Supplementary Figure 2. Characterization of hiPSC-RPE
(A) Transmission electron microscopy image of abundant apical microvilli (middle panel),
adherens, and tight junctions (right panel) in the pigmented cells (left panel).
(B) RT-PCR analysis of typical RPE markers (BEST1, MERTK, RPE65, and CRALBP)
in hiPSCs, hiPSC-RPE, and human fetal RPE (RONZA) as a control. hiPSC-RPE and
human fetal RPE expressed typical RPE markers. The left lane is the 100-bp DNA ladder,
and the right lane is the 20-bp DNA ladder. (C) Mean fluorescence intensity of human
Mer antigens in hiPSC-RPE. The red histograms represent isotype control antibodies.
hiPSC-RPE expressed high levels of Mer.
(D) Immunostaining for typical RPE markers (PAX6, MITF, BEST1, and RPE65; scale
bar, 50 μm) and cellular adhesion markers (ZO-1, Claudin-1, Claudin-3, Occludin, and
Na/K ATPase; scale bar, 20 μm) in the pigmented cells.
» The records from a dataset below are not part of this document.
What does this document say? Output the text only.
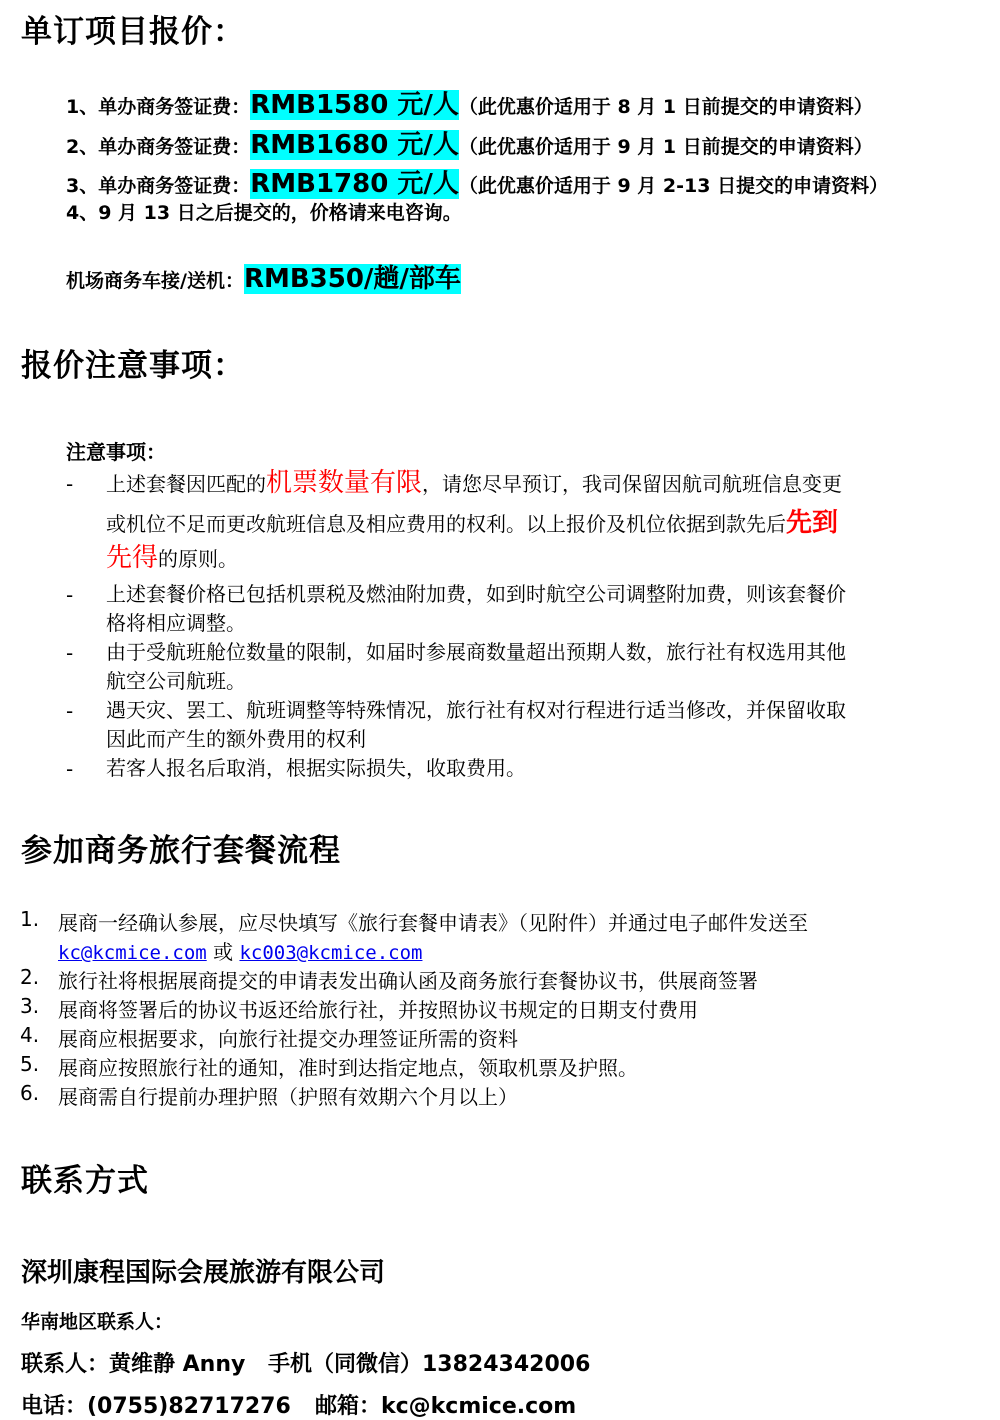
单订项目报价：
1、单办商务签证费：RMB1580 元/人（此优惠价适用于 8 月 1 日前提交的申请资料）
2、单办商务签证费：RMB1680 元/人（此优惠价适用于 9 月 1 日前提交的申请资料）
3、单办商务签证费：RMB1780 元/人（此优惠价适用于 9 月 2-13 日提交的申请资料）
4、9 月 13 日之后提交的，价格请来电咨询。
机场商务车接/送机：RMB350/趟/部车
报价注意事项：
注意事项：
- 上述套餐因匹配的机票数量有限，请您尽早预订，我司保留因航司航班信息变更
或机位不足而更改航班信息及相应费用的权利。以上报价及机位依据到款先后先到
先得的原则。
- 上述套餐价格已包括机票税及燃油附加费，如到时航空公司调整附加费，则该套餐价
格将相应调整。
- 由于受航班舱位数量的限制，如届时参展商数量超出预期人数，旅行社有权选用其他
航空公司航班。
- 遇天灾、罢工、航班调整等特殊情况，旅行社有权对行程进行适当修改，并保留收取
因此而产生的额外费用的权利
- 若客人报名后取消，根据实际损失，收取费用。
参加商务旅行套餐流程
1. 展商一经确认参展，应尽快填写《旅行套餐申请表》（见附件）并通过电子邮件发送至
kc@kcmice.com 或 kc003@kcmice.com
2. 旅行社将根据展商提交的申请表发出确认函及商务旅行套餐协议书，供展商签署
3. 展商将签署后的协议书返还给旅行社，并按照协议书规定的日期支付费用
4. 展商应根据要求，向旅行社提交办理签证所需的资料
5. 展商应按照旅行社的通知，准时到达指定地点，领取机票及护照。
6. 展商需自行提前办理护照（护照有效期六个月以上）
联系方式
深圳康程国际会展旅游有限公司
华南地区联系人：
联系人：黄维静 Anny 手机（同微信）13824342006
电话：(0755)82717276 邮箱：kc@kcmice.com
(E) Percent viability of hiPSC-RPE at three different temperatures (on ice, room
temperature, and 37°C) tested sequentially. Room temperature (green line) consistently
yielded the best viability of the cells among the three tested temperatures for up to 12
hours.
(F) Confocal images of a RCS rat eye and transplanted cells were positive for anti-human
EMMPRIN. Upper panel shows an EMMPRIN- and DAPI-stained image of hiPSC-RPE
transplantation in a 12-week-old RCS rat, showing preservation of the ONL above the
graft (green). Scale bar, 100 μm. Lower panels show immunostaining for rhodopsin (red)
and EMMPRIN (green) in a transplanted eye section, showing that the ONL and inner
segments above the graft were well preserved. Scale bar, 20 μm.
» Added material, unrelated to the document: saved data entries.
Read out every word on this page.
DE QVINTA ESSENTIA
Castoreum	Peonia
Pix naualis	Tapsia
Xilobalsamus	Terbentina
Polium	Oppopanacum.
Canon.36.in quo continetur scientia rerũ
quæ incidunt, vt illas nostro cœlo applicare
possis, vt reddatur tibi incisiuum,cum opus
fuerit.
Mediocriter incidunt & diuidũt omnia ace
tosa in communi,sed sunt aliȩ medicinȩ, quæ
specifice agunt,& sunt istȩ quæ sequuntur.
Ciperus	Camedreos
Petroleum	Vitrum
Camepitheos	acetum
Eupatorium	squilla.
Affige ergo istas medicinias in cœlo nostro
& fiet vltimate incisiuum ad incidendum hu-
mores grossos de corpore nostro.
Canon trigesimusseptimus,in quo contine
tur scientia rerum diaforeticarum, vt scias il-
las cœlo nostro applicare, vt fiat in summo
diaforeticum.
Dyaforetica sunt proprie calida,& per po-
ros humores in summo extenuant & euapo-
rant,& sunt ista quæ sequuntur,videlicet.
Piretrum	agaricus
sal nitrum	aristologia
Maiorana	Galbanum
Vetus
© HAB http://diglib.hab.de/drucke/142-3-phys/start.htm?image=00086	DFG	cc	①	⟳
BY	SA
(G) H&E sections of 12-week-old RCS rats (non-transplantation, sham surgery, and
transplantation).
(H) H&E analyses of 12-week-old RCS rats (non-transplantation, sham surgery, and
transplantation; n = 5 for each). ONL thickness and fRT in the transplanted eyes (ONL:
26.0 ± 1.2; fRT: 128.1 ± 1.7 µm) were significantly greater than those in both the shamsurgery (ONL: 7.7 ± 0.5; fRT: 96.9 ± 2.0 µm) and non-transplanted (ONL: 6.5 ± 0.5; fRT:
79.2 ± 1.0 µm) eyes.
Supplementary Figure 3. Characterization of hiPSC-RPE
(left panels) RT-PCR analysis of typical RPE markers (BEST1, MERTK, RPE65, and
CRALBP) in hiPSC-RPE in two different media: pre- and post-confluent medium (2w
and 6w after they reached confluence). (right panels) Immunostaining for proliferation
markers (Ki67; scale bar, 50 μm) in hiPSC-RPE (before they reached confluence in preconfluent medium, immediately after they reached confluence in pre-confluent medium,
6w after they reached confluence in pre-confluent medium, 6w after they reached
confluence in post-confluent medium).
Supplementary Figure 4. Characterization of hiPSC-RPE
(A) (left panel) The amount of melanin in hiPSC-RPE (454E2, n = 1 for each) increased
in a time-dependent manner (0w 56.3 μg/well, 2w 132.6 μg/well, 4w 231.4 μg/well, 6w
after they reached confluence 260.6μg/well). (right panel) The amount of melanin in
hiPSC-RPE (454E2, n = 1 for each) increased as the light transmittance of hiPSC-RPE
decreased (0w 56.3 μg/well 75.0 %, 2w 132.6 μg/well 58.5 %, 4w 231.4 μg/well 44.0 %,
6w after they reached confluence 260.6μg/well 34.3 %). (B) (upper panels)
Immunostaining for the functional RPE marker (Ezrin; scale bar, 10 μm) in hiPSC-RPE
(2w and 6w after they reached confluence). (lower panels) The autofluorescence in
hiPSC-RPE 2w and 6w after they reached confluence didn’t show significant differences.